Thursday 4 April 2013

A Moment with “The Man”: Thoughts on Ragnar Kjartansson’s Recent Work

Ragnar Kjartansson, The End–Venice, 2009. Performance view. Venice, June 2009. Courtesy of the artist, Luhring Augustine, New York, and i8 Gallery, Reykjavik.

As the youngest artist ever to represent Iceland at the Venice Biennale, Kjartansson penetrated the art world’s collective consciousness with The End–Venice in 2009. This performance piece, like so much of his subsequent work, managed to be at once playful and provocative, sly and guileless. Ensconcing himself with friend and fellow artist Pall Haukur Bjornsson in a Venetian palazzo for the Biennale’s six-month run, he proceeded to churn out one painting per day, each depicting the variously posed yet invariably Speedo-clad Bjornsson.
The resulting œuvre—144 canvases in total—alluded to diverse artistic periods and riffed on numerous painterly styles. Overtly bound to the ephemeral, irretrievable conditions of their making, the canvases made explicit the duality of temporal independence and historical specificity implicit in the material work of art. Ultimately, the works inhabited an uncertain state between autonomy and implication, and despite their elemental, antic energy, they evinced a certain lack—the viewer, knowing the paintings’ role within a larger artistic project, could scarcely help but see them as material fragments of an unreproducible whole.
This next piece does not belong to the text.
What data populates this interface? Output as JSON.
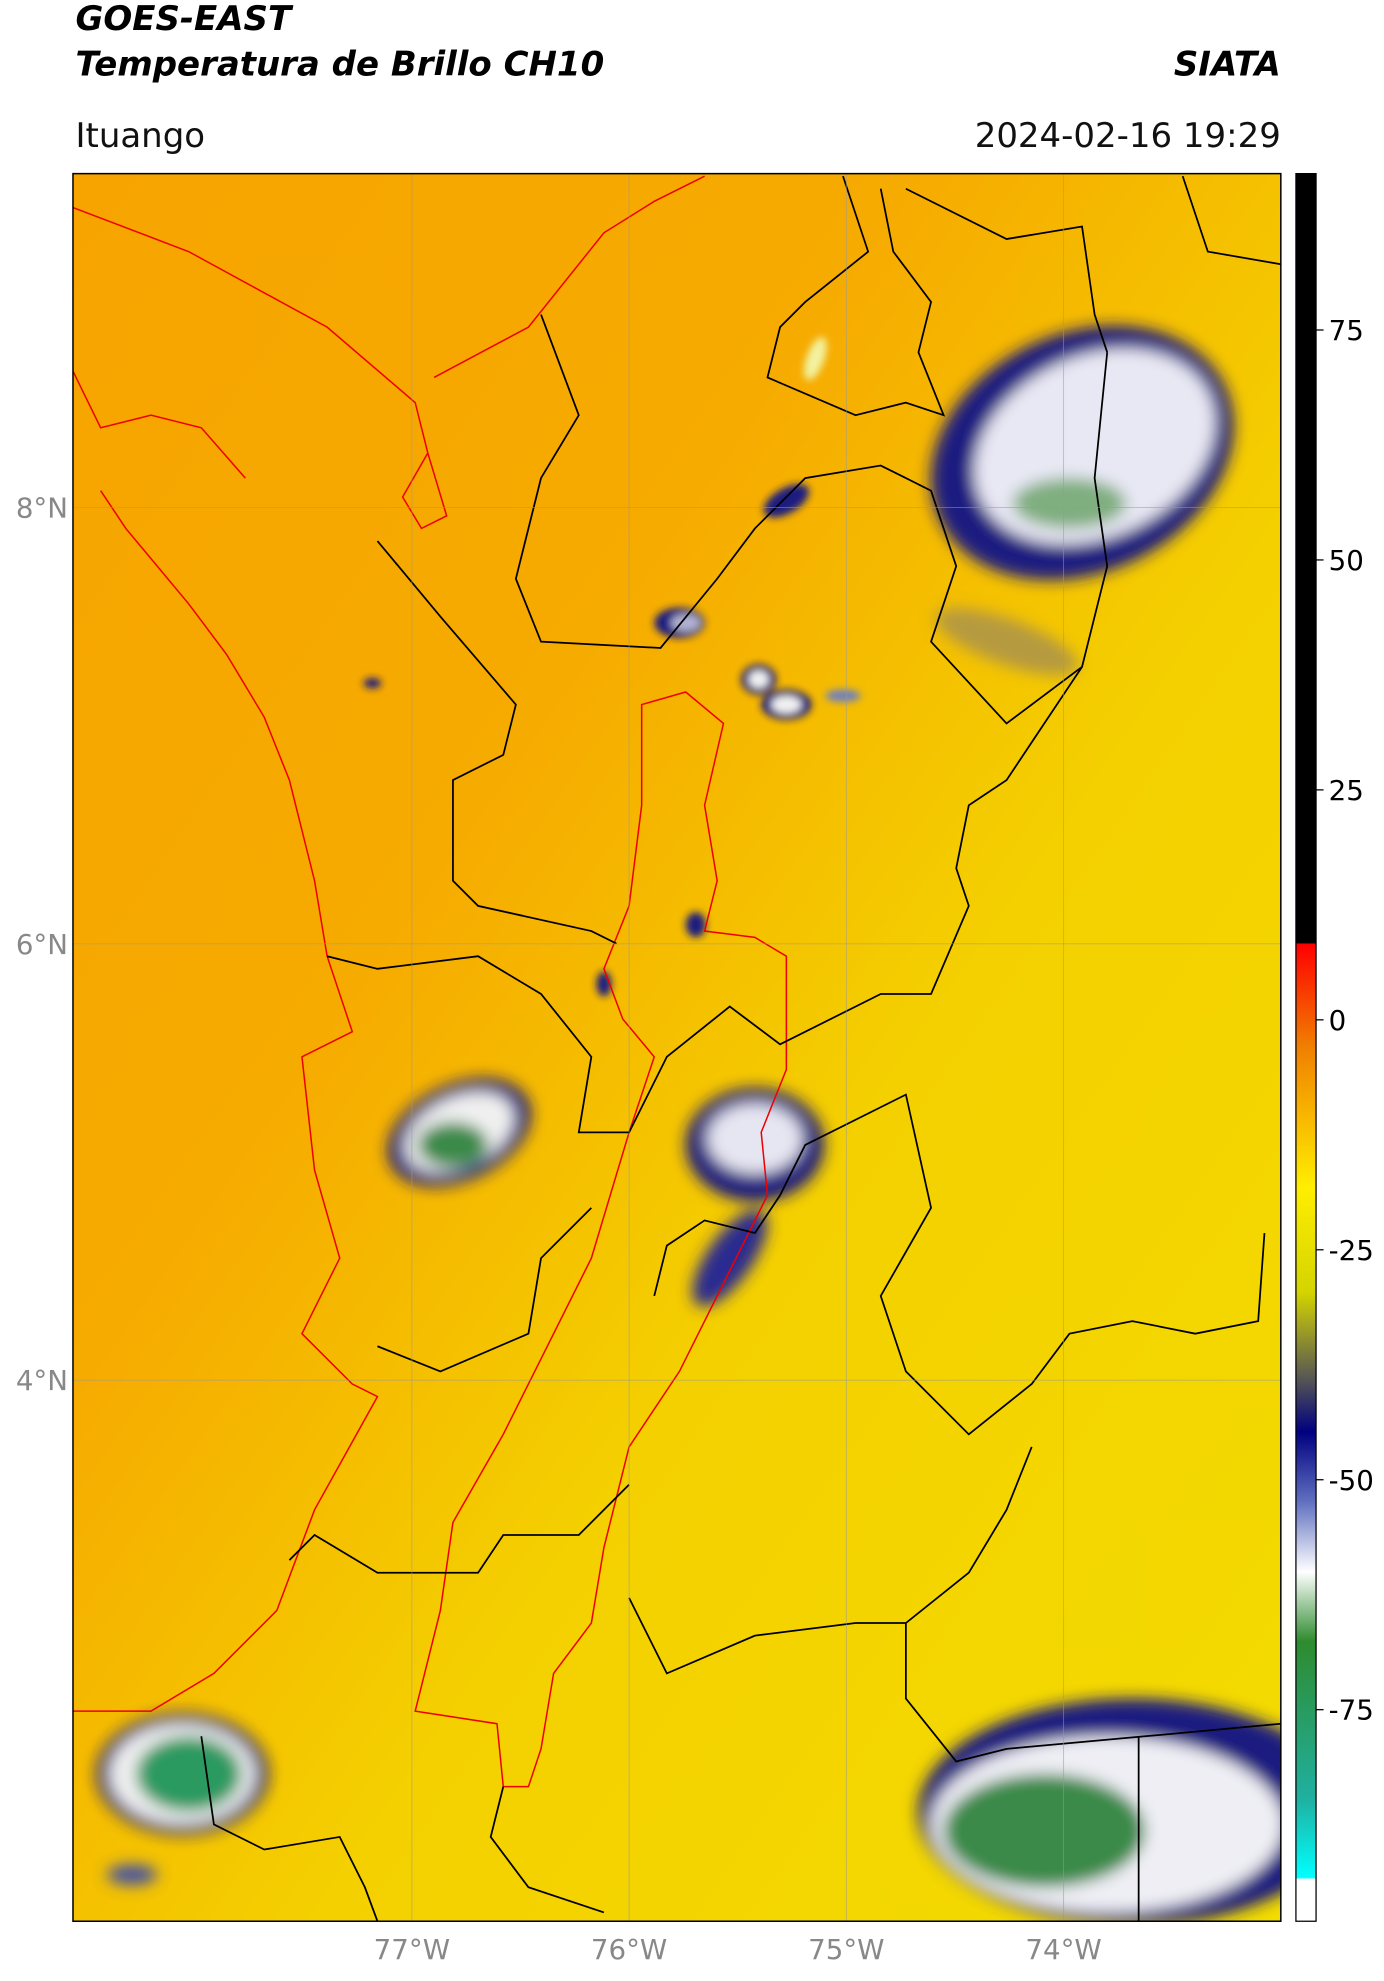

Ragnar Kjartansson, “The End–Venice,” 2009. 144 paintings. Dimensions variable. Installation view. Luhring Augustine, 2010. Courtesy of Luhring Augustine, New York.
The End—Venice refracted the ebb and flow—backward, forward, side-to-side—of contemporary art itself; it effectively “performed” the conditions of uncertainty, ambivalence, and contingency that inform so much art making and viewing today. The End also elucidated a particular approach to the creative act that has distinguished Kjartansson’s practice, an approach that has its roots in Icelandic history and culture. As Kjartansson has explained, “You drive through the [Icelandic] landscape, and every hill, every farm, has a story connected to it. That’s how my performance works are. I don’t believe in the idea that you have to obtain the art piece to have it—or even see the art piece. It exists as a story.”[1]
Which brings us to the artist’s recent video The Man (2010), a centerpiece of the current exhibitionRagnar Kjartansson: Song at Boston’s Institute of Contemporary Art. The notion of story, and a profound attunement to the mysteries of place and time, resonates with especial force in this work; in fact, the video further illuminates those cross-currents of past and present, individual and social, aesthetic and experiential that inform the artist’s ever-evolving body of work.

Ragnar Kjartansson, “The Man,” 2010. Still from a single-channel video; color, sound, 49 minutes. Courtesy of the artist, Luhring Augustine, New York, and i8 Gallery, Reykjavik.